We also went with a bring-your-own-key model for AI. You plug in your own API key for Claude, GPT-4, DeepSeek, or Gemini, and generate test cases from ticket descriptions. Your data stays within Atlassian's infrastructure. It goes straight from Forge to the AI provider without touching our servers. That mattered to us, and it matters to teams with strict data policies.

Where TrueStory falls short: No automated test integration. If you run a Selenium suite and want those results in Jira, use Zephyr or Xray. Our reporting is simpler. We do Confluence reports per session, but we don't have traceability matrices or trend dashboards yet.

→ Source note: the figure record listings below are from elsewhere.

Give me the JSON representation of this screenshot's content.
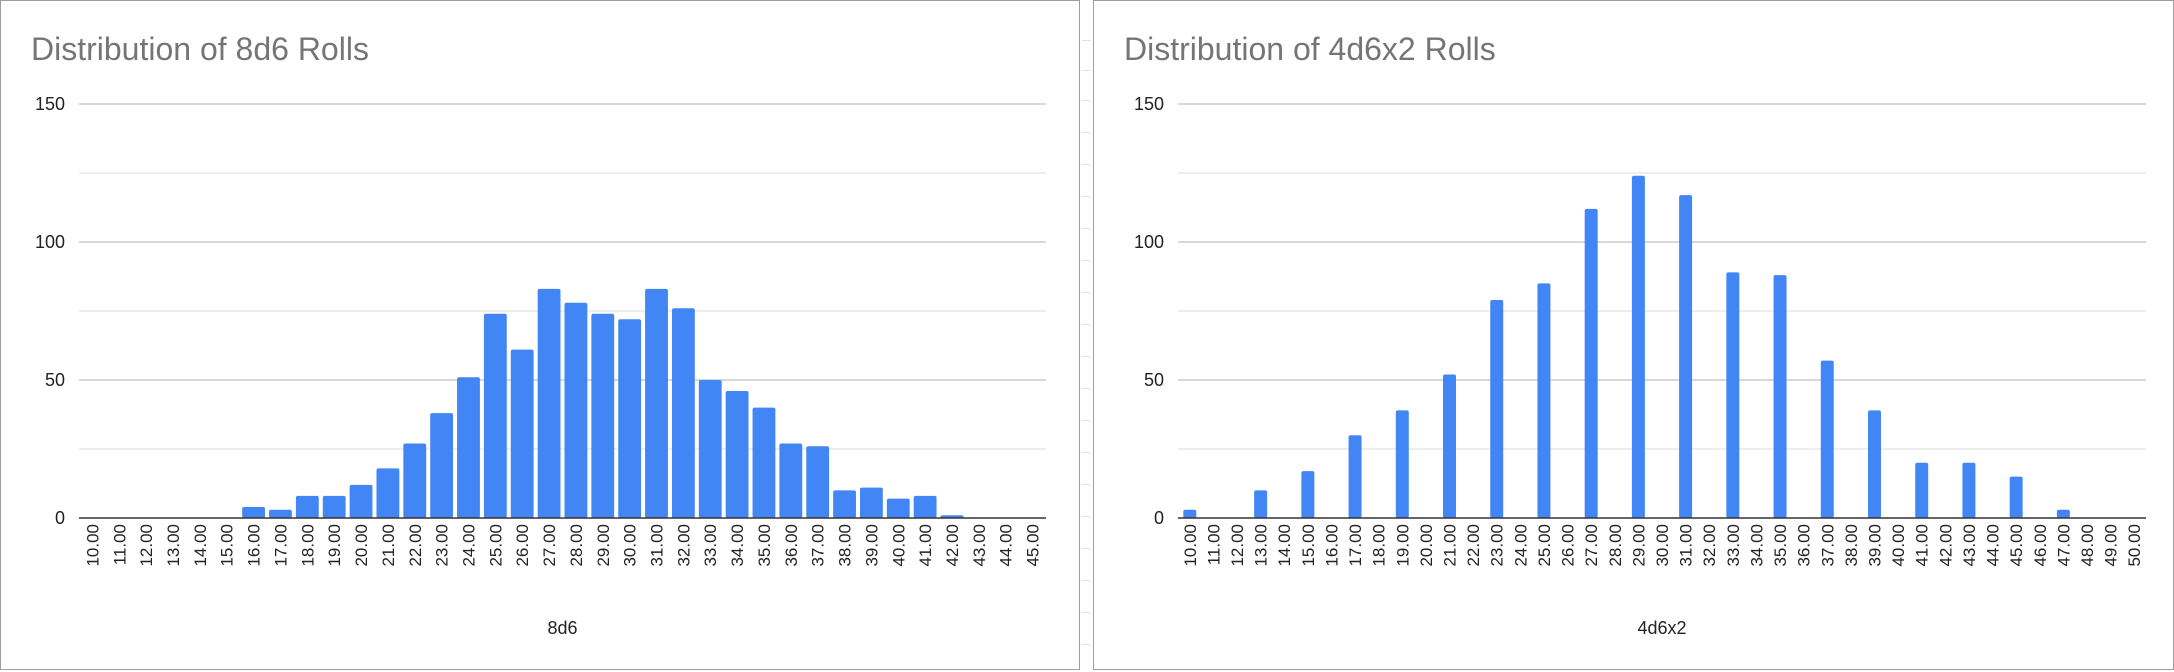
{
  "chart_data": [
    {
      "type": "bar",
      "title": "Distribution of 8d6 Rolls",
      "xlabel": "8d6",
      "ylabel": "",
      "ylim": [
        0,
        150
      ],
      "yticks": [
        "0",
        "50",
        "100",
        "150"
      ],
      "grid": true,
      "legend": "none",
      "color": "#4285f4",
      "categories": [
        "10.00",
        "11.00",
        "12.00",
        "13.00",
        "14.00",
        "15.00",
        "16.00",
        "17.00",
        "18.00",
        "19.00",
        "20.00",
        "21.00",
        "22.00",
        "23.00",
        "24.00",
        "25.00",
        "26.00",
        "27.00",
        "28.00",
        "29.00",
        "30.00",
        "31.00",
        "32.00",
        "33.00",
        "34.00",
        "35.00",
        "36.00",
        "37.00",
        "38.00",
        "39.00",
        "40.00",
        "41.00",
        "42.00",
        "43.00",
        "44.00",
        "45.00"
      ],
      "values": [
        0,
        0,
        0,
        0,
        0,
        0,
        4,
        3,
        8,
        8,
        12,
        18,
        27,
        38,
        51,
        74,
        61,
        83,
        78,
        74,
        72,
        83,
        76,
        50,
        46,
        40,
        27,
        26,
        10,
        11,
        7,
        8,
        1,
        0,
        0,
        0
      ]
    },
    {
      "type": "bar",
      "title": "Distribution of 4d6x2 Rolls",
      "xlabel": "4d6x2",
      "ylabel": "",
      "ylim": [
        0,
        150
      ],
      "yticks": [
        "0",
        "50",
        "100",
        "150"
      ],
      "grid": true,
      "legend": "none",
      "color": "#4285f4",
      "categories": [
        "10.00",
        "11.00",
        "12.00",
        "13.00",
        "14.00",
        "15.00",
        "16.00",
        "17.00",
        "18.00",
        "19.00",
        "20.00",
        "21.00",
        "22.00",
        "23.00",
        "24.00",
        "25.00",
        "26.00",
        "27.00",
        "28.00",
        "29.00",
        "30.00",
        "31.00",
        "32.00",
        "33.00",
        "34.00",
        "35.00",
        "36.00",
        "37.00",
        "38.00",
        "39.00",
        "40.00",
        "41.00",
        "42.00",
        "43.00",
        "44.00",
        "45.00",
        "46.00",
        "47.00",
        "48.00",
        "49.00",
        "50.00"
      ],
      "values": [
        3,
        0,
        0,
        10,
        0,
        17,
        0,
        30,
        0,
        39,
        0,
        52,
        0,
        79,
        0,
        85,
        0,
        112,
        0,
        124,
        0,
        117,
        0,
        89,
        0,
        88,
        0,
        57,
        0,
        39,
        0,
        20,
        0,
        20,
        0,
        15,
        0,
        3,
        0,
        0,
        0
      ]
    }
  ]
}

And we're newer, so the ecosystem (community posts, tutorials, Stack Overflow answers) is thinner.

The pricing elephant

Let's talk money. Zephyr and Xray both use per-user pricing. Depending on your tier, you're looking at roughly $10-30 per user per month. For a team of 20, that's $200-600/month. For 50 users, it's real budget.

TrueStory has a free tier. For small teams, you can use the full feature set without paying. Check the Marketplace listing for current details. I won't put specific numbers here because they might change.

I'm not saying price should be the deciding factor. A tool that does exactly what you need at $30/user/month is better than a free tool that doesn't. But if you're a small team or a startup watching your Atlassian bill, it matters.

So which one should you pick?

Here's my honest take:

Pick Zephyr if you have a dedicated QA team that needs structure: folders, cycles, parameterized tests, detailed reporting dashboards. If your QA lead currently tracks everything in spreadsheets and wants to move to a proper system, Zephyr is the mature choice.

Pick Xray if your team thinks in BDD terms, writes Gherkin scenarios, and wants tests deeply woven into the Jira issue model. If you're a "everything should be a Jira issue" kind of team, Xray respects that philosophy.

Pick TrueStory if what you really want is to stop merging untested PRs. If your pain point is "we have tests but nobody enforces testing before merge," and you want AI to help draft the tests faster. If you want something lighter that doesn't take a day to configure.

Or try all three. They all offer trials. The best test management tool is the one your team actually uses.